When so many negative occurrences receive coverage in newspapers, television, and gossip, many people forget that positives existed and still exist, especially teachers. I shall never forget David and a few others like him who participated in speech and essay contests for which they received no scholastic rewards and expended a great deal of effort. Of course, everyone knows that the most feared activity is public speaking. In fact, I once told my participants that they should always remember that every member in the audience applauded their bravery. When I was the representative of the school for every speech contest, I received transportation for myself and contestant(s) from a representative of the club. Naturally, I was responsible for my actions and for the actions of the students. However, one day, I recall someone in the class I was leaving calling out, “Just don’t come back pregnant.” Teenagers are unpredictable if nothing else. The gentleman who was my escort asked, “What did she say?” Hoping he suffered from a hearing difficulty and remembering something I had learned from other students, I replied, “I think she was referring to the pageant.”

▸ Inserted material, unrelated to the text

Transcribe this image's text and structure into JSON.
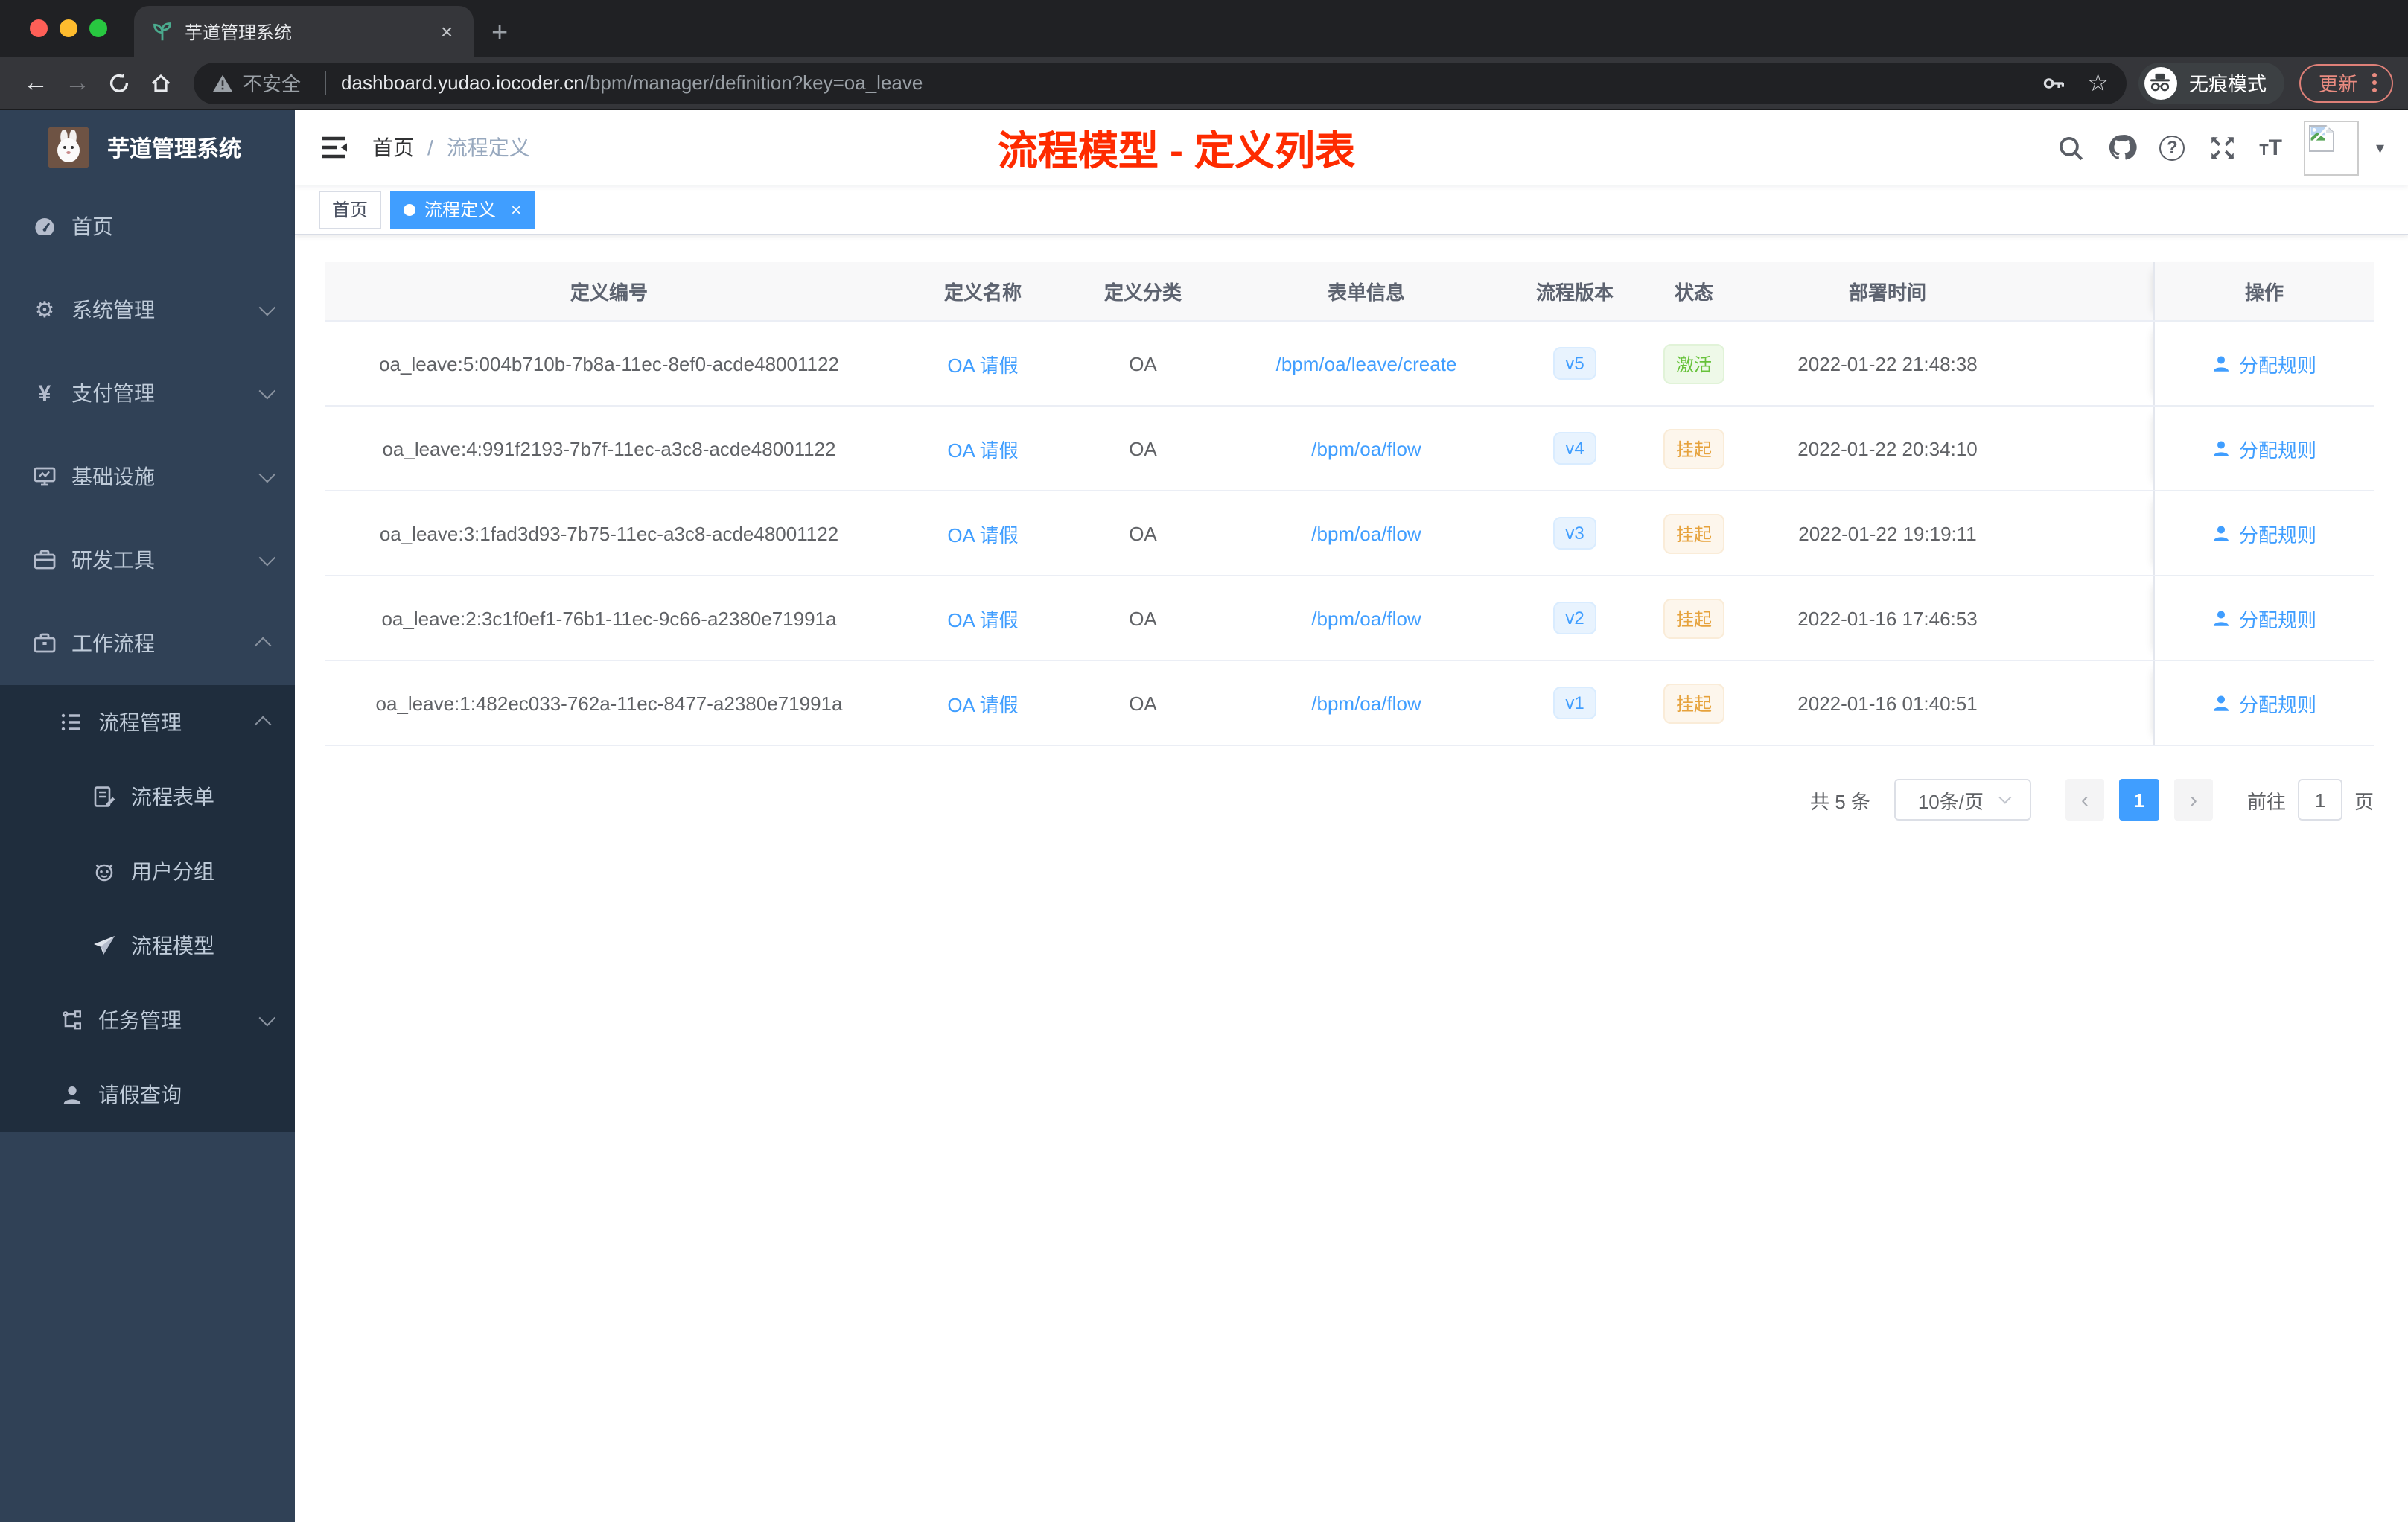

On one occasion, I encountered a male chauvinist as a judge. When he spoke to me and referred to me as “Honey,” my participant gasped. He knew very well how such lack of respect would have been received in the classroom. When I said nothing, not wishing to jeopardize his placement in the contest, David gazed at me quizzically, perhaps thinking I also suffered from an inability to hear. The judge again spoke to me, this time calling me “honey” or “sugar.” Reacting as if nothing were amiss, I ignored the remark. Each time I saw the young man look at me in a very uncomfortable way. Just before the contest began, this chauvinist pushed his chances and called me “baby.” I saw David raise himself to his highest statue, much smaller than the judge, and facing the individual, state, “You must not know who this is; this is Dr. Pruett.” I was sure he had blown his chances for a win even though he did a remarkable job! Sometimes in life, good things do happen -- David won, and I still have a picture, snapped by my husband, of David and me, he holding his certificate and check for the win.
Teachers never know what their requirements will be or what their students may do. This surprise let me know that teachers are important enough to deserve positive attention and support. Also this time, David defeated his Goliath without even having a slingshot. No physical wounds attested to the contest as in the Bible; however, definitely David was the winner!